Delayed job stops, the jobs are stuck in postgres

collectiveidea / delayed_job_active_record

ActiveRecord backend integration for DelayedJob 3.0+

MIT License

343 stars 337 forks source link

Delayed job stops, the jobs are stuck in postgres #195

Open Chandananimmu opened 3 years ago

Chandananimmu commented 3 years ago

@albus522 I'm using delayed job 4.1.9 , delayed_job_active_record 4.1.6 , when I try to send 10,000 emails via delayed job, it get stucks and the delayed job stops working, job will be in postgres, could you please help me to resolve this.

kaylareopelle commented 2 years ago

I think I may be having a similar issue! I'm interested to learn about any solutions folks have found.

davidkrider commented 2 years ago

I get these in my log:

I, [2022-02-10T21:29:22.975757 #3950] INFO -- : 2022-02-10T21:29:22-0500: [Worker(delayed_job host:miner pid:3950)] Error while reserving job: PG::UnableToSend: SSL SYSCALL error: EOF detected I, [2022-02-10T21:29:27.977649 #3950] INFO -- : 2022-02-10T21:29:27-0500: [Worker(delayed_job host:miner pid:3950)] Error while reserving job: PG::UnableToSend: no connection to the server ... x9 F, [2022-02-10T21:30:07.993164 #3950] FATAL -- : PG::UnableToSend: no connection to the server

I get 9 copies of that second message, then it gives up, and the delayed_job daemon falls over.

brijeshs-atharvasystem commented 1 year ago

I am also facing the same issue for specific a queue only.

delayed_job (4.1.11)
delayed_job_active_record (4.1.7)
Postgres 15

In my case, it is not happening with every job. I have a few queues and this issue is happening in only one queue. Even in a single queue, jobs are performed and deleted most of the time but sometimes, jobs are not deleted. Due to this, pending jobs are stuck and not processed and I received this error.

Error: execution expired (Delayed::Worker.max_run_time is only 14400 seconds) (Delayed::WorkerTimeout)

Note: I have been facing this issue since I upgraded the Postgres version from 11 to 15.

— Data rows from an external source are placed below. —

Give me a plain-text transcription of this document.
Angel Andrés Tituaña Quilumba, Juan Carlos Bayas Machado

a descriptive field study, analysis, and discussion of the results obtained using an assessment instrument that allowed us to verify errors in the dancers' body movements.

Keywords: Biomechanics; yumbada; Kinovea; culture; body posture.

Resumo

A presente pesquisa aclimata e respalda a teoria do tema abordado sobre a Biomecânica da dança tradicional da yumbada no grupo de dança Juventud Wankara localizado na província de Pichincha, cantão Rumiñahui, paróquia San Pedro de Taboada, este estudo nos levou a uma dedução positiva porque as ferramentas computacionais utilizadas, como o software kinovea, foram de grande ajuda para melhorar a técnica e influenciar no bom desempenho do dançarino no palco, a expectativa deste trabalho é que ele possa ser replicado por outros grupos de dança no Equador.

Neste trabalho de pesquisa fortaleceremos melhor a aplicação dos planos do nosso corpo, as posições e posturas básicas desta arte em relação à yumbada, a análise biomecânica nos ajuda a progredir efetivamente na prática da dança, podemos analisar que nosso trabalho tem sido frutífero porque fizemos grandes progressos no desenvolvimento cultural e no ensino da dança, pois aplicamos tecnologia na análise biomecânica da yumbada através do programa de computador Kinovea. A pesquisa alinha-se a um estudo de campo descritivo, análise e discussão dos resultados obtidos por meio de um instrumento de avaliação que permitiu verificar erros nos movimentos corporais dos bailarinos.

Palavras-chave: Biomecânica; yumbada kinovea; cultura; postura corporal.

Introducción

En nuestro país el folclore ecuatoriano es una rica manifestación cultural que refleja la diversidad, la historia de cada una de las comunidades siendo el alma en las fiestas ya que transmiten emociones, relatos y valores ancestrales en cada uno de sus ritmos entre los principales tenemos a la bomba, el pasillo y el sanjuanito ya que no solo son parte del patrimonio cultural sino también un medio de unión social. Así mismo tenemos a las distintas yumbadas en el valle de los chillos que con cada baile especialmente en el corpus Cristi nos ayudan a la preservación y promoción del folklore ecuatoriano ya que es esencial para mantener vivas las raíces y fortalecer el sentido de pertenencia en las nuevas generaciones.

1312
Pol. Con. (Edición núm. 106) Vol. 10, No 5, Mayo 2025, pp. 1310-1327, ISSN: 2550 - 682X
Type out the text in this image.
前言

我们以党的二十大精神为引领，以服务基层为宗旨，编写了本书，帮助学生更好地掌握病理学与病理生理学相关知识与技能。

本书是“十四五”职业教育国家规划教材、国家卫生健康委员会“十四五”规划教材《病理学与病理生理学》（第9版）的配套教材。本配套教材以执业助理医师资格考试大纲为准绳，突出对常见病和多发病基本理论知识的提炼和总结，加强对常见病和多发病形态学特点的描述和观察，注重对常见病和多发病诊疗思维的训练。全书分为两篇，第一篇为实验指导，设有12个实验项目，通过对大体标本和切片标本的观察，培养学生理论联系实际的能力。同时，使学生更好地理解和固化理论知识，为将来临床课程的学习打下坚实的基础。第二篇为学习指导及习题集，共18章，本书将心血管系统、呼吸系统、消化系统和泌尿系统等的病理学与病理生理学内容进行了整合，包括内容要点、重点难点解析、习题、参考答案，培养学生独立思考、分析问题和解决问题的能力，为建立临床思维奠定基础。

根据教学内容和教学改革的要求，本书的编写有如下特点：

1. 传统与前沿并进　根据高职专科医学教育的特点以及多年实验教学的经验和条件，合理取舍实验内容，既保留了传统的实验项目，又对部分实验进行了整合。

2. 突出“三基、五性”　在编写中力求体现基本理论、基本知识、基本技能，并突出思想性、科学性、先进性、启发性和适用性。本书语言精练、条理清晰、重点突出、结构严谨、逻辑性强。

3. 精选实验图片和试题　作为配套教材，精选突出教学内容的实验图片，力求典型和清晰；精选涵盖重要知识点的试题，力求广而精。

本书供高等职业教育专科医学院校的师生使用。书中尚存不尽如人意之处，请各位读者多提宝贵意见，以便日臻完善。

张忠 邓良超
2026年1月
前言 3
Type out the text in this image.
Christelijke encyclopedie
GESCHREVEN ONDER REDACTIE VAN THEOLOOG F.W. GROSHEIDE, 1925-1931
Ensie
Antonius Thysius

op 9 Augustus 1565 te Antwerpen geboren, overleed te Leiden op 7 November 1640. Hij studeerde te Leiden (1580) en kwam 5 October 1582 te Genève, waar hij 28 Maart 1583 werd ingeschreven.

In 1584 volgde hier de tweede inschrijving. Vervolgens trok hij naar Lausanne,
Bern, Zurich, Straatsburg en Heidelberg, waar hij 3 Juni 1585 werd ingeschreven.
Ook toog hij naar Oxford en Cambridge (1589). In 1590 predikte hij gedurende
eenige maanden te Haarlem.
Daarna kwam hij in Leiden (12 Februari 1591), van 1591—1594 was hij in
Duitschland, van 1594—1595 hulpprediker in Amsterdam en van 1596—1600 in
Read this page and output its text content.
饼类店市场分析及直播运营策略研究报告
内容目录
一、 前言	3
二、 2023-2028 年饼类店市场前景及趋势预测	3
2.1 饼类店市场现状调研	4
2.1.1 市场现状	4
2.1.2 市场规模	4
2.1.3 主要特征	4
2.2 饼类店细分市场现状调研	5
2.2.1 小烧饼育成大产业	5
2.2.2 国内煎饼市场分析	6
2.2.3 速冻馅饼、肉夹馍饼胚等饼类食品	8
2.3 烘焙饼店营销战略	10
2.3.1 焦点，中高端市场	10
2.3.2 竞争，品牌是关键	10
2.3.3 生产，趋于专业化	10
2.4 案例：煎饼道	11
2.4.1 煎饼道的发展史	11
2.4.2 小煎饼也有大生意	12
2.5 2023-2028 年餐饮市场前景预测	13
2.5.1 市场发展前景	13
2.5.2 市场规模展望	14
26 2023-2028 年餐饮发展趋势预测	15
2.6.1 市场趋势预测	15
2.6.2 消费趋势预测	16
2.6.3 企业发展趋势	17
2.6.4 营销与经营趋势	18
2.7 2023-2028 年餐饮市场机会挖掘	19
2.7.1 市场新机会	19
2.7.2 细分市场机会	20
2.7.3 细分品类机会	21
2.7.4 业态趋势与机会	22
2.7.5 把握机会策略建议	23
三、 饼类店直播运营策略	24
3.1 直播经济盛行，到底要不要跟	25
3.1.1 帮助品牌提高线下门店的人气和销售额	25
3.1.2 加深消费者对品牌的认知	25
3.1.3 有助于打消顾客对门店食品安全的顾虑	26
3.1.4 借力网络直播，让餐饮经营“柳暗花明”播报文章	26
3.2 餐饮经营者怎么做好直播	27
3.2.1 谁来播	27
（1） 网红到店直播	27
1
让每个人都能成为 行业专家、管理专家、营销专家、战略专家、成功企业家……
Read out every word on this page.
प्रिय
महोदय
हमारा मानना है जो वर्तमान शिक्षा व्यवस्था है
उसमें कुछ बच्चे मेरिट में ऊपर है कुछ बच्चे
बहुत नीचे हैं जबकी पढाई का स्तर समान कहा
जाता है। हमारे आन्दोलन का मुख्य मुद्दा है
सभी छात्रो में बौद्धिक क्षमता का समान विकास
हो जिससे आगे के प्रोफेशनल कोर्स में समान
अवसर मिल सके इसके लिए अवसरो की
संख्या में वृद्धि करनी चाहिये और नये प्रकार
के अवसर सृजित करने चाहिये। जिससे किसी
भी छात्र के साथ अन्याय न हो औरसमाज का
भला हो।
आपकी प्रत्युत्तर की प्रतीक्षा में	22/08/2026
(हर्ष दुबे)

Please let me know if anyone found the solution for this issue. Thanks

davidkrider commented 1 year ago

My app and database run in Azure. In my case, I finally figured out that Microsoft was updating my Postgres instance and restarting it without any notification. (This seems crazy to me.) This was killing my long-running jobs, and leaving me with this error message. I thought the messages were confusing, because they were telling me that the database had dropped, but it seemed perfectly fine. However, they were actually correct. I finally found a setting on the Postgres service to limit updates and restarts to only critical fixes, and this has stopped happening for me.

brijeshs-atharvasystem commented 1 year ago

@davidkrider Thanks for the reply. In my case, I upgraded the Postgres version to 15. I am not sure that is the cause of this issue. If there is any issue with the Postgres version then other queues are also affected which is not the case here.

I observed that the job is performed but the job is not unlocked (locked_at is not updated) so it is not deleted.

brijeshs-atharvasystem commented 1 year ago

It seems like there was some issue with Ruby 2.7.3. I downgraded the version to 2.6.5 and all queues are working fine.